Pigeons Blamed for Carbon Monoxide Poisoning at Movie Theater
BERWICK – Carbon monoxide detectors were installed Monday at the Berwick Theater after more than a dozen movie-goers were poisoned by the gas this past weekend.
The fire chief says a malfunctioning furnace pumped carbon monoxide into the theater for about two hours Friday night, sending 17 people to the hospital.
The seats are empty now, but Friday night 60 movie-goers filled the theater in Berwick, ready to watch Despicable Me 2. Owners of the theater on Front Street say when the heat kicked on, a big problem cropped up.
“Four pigeons decided to visit us and came in the wrong place at the wrong time and cracked one of the pipes,” said Berwick Theater co-owner Angela Reimiller.
As the movie let out, several people including a staff member felt faint. Ambulance crews came and then the fire department. They discovered that pigeons and their nest caused a gas furnace pipe to collapse, creating carbon monoxide gas at deadly levels.
“My guys found a problem with the furnace, shut everything down, did readings through the whole place, vented everything out,” said Berwick Fire Department Chief William Coolbaugh.
Chief Coolbaugh says 17 people total went to Berwick Hospital and the theater put an alert about the carbon monoxide problem on its Facebook page, since many of the patrons had already left when the movie let out.

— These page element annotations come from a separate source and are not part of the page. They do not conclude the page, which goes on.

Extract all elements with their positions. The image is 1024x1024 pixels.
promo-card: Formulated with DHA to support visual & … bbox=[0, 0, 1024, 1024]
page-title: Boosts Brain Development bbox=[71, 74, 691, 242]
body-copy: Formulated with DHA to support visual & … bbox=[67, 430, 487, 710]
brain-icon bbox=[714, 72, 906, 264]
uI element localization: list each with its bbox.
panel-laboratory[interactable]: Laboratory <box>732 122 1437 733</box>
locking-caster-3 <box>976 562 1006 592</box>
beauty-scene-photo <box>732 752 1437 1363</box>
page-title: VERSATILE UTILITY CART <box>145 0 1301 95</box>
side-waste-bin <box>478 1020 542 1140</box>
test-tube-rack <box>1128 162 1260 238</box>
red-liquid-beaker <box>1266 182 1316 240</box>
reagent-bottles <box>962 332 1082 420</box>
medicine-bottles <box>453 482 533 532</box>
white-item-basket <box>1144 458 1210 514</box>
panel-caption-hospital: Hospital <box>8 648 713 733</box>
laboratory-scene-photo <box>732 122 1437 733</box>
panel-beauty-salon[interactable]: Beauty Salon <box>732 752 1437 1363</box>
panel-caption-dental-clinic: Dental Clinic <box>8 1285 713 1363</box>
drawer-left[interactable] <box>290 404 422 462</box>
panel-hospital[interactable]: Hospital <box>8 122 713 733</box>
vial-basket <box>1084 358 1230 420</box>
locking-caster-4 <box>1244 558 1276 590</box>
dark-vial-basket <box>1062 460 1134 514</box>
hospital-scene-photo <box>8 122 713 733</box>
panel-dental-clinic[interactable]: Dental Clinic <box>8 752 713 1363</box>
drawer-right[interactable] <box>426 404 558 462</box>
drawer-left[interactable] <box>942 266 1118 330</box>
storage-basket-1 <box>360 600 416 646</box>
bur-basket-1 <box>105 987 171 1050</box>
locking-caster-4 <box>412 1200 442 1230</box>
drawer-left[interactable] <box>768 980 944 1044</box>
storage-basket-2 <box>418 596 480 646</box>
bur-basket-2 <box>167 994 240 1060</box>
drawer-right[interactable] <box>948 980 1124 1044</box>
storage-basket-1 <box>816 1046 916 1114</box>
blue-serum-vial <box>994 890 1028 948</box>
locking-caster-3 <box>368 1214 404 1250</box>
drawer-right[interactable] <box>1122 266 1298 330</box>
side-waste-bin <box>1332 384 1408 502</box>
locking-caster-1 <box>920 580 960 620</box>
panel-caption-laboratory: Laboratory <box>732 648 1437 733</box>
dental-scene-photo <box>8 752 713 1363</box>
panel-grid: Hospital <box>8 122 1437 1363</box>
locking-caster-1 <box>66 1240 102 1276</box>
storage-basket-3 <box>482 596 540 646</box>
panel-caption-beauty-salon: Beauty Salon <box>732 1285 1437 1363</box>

Officials say they hope people take what happened at the Berwick Theater as a learning experience and take steps to protect themselves from carbon monoxide poisoning in their own homes.
“Check your chimney. Make sure it’s cleaned out. Check the piping. I mean, there’s actually something to learn from this whole episode. This was a wide-scale event, but it happens even in local homes,” said Chief Coolbaugh.
The theater isn’t required by law to have carbon monoxide detectors, but the owners now are installing three hoping to put everyone at ease.
“I think it does. I think it does for the girls that work here and everyone else,” said Reimiller.
Fire crews say the building is now 100% safe and ready for movie-goers again.